Jeudi 25 avril 2019 [1].

Peu de temps après la chute du mur de Berlin, nous avons dû subir une avalanche de discours, de politiques néolibérales et de récits trompeurs comme La fin de l’histoire [2] (un véritable poème épique) et Le Choc des civilisations (nouvelle poésie invitant à de nouveaux exploits) [3]. Il n’était pas très difficile de voir que ce qui nous attendait serait plutôt un choc d’intérêts [4] et que tant qu’il y aurait quelque chose à construire et à détruire l’histoire suivrait son cours [5], ce qui revient à dire que tant que nous respirons nous continuons à vivre.

À ce moment-là, en dépit des exemples nombreux de dictatures capitalistes récentes en Amérique latine, le dogme triomphant était l’alliance sacrée du capitalisme avec la démocratie libérale, à un point tel que les deux se confondaient l’un avec l’ autre, de même que se confondaient socialisme avec dictature. Ces deux confusions quiconque peut les déceler aujourd’hui chez une certaine catégorie d’étatsuniens (ou candidats désespérés à l’être), anesthésiés quotidiennement par les medias, dans les bars le samedi soir et dans les églises où ils vont laver leur linge sale le dimanche matin.

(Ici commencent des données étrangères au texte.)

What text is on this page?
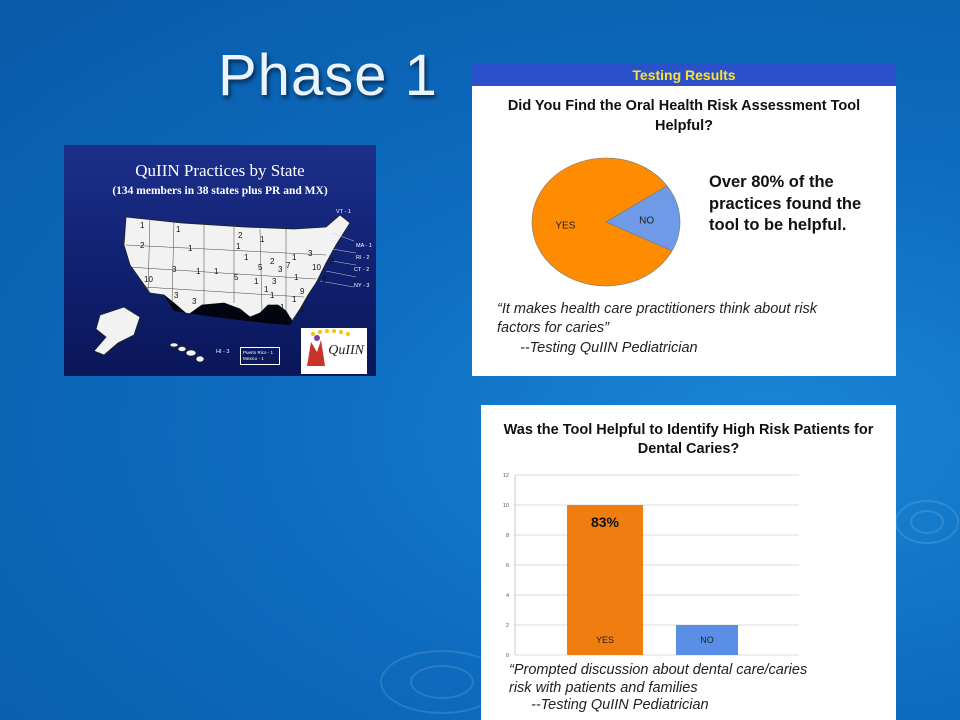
Phase 1
QuIIN Practices by State
(134 members in 38 states plus PR and MX)
1	1
2	1	1
2 1
10
3 1 1
1	2
5 3 7
1 3
5 1
1
3 1
10
3
3
1
1
1
9
1
3
3
6
VT - 1
MA - 1
RI - 2
CT - 2
NY - 3
HI - 3	Puerto Rico - 1
Mexico - 1
QuIIN
Testing Results
Did You Find the Oral Health Risk Assessment Tool Helpful?
YES	NO
Over 80% of the practices found the tool to be helpful.
“It makes health care practitioners think about risk factors for caries”
--Testing QuIIN Pediatrician
Was the Tool Helpful to Identify High Risk Patients for Dental Caries?
0
2
4
6
8
10
12
YES
83%
NO
“Prompted discussion about dental care/caries risk with patients and families
--Testing QuIIN Pediatrician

Les hérauts de cet ordre néolibéral et de la pensée unique ne se sont jamais imaginés qu’une décennie plus tard nous vivrions un nouveau concubinage entre la dernière forme du capitalisme et les nouvelles variantes des démocraties antilibérales [6] et, dans certains cas, entre capitalisme et communisme, comme c’est le cas en Chine. Le capitalisme a réussi à être un subtil concubinage capable de conserver des relations charnelles avec ses ennemis les plus inimaginables, comme le furent le christianisme, la démocratie libérale et le communisme. Ce n’est pas un hasard ni un phénomène étrange. Si une chose caractérise les fanatiques, de quelque religion qu’elle soit, c’est le reniement de leurs propres racines au service de leurs propres intérêts. De nos jours, par exemple, ce sont les chrétiens conservateurs qui sont les plus acharnés à diaboliser ceux d’en bas. Tous les groupes sociaux redoutent toujours plus ceux d’en bas que ceux d’en haut [7] qui les gouvernent et les exploitent. Mais dans le christianisme capitaliste c’est une pathologie qui va jusqu’à diaboliser les plus faibles d’une société (les pauvres, les immigrés) et à s’agenouiller avec indulgence devant les plus riches et les plus puissants qui font et défont le gouvernement et le pays à leur guise. Un paradoxe honteux pour les suiveurs d’un rebelle qui a vécu entouré de toutes sortes de marginaux et finalement a été exécuté par le pouvoir impérial du moment. Tout cela révèle non seulement une contradiction mais aussi une lâcheté congénitale de la part des individus qui les assument, en les répétant constamment, quand ils chantent l’hymne national, « sur la terre de liberté et dans la demeure du courageux ».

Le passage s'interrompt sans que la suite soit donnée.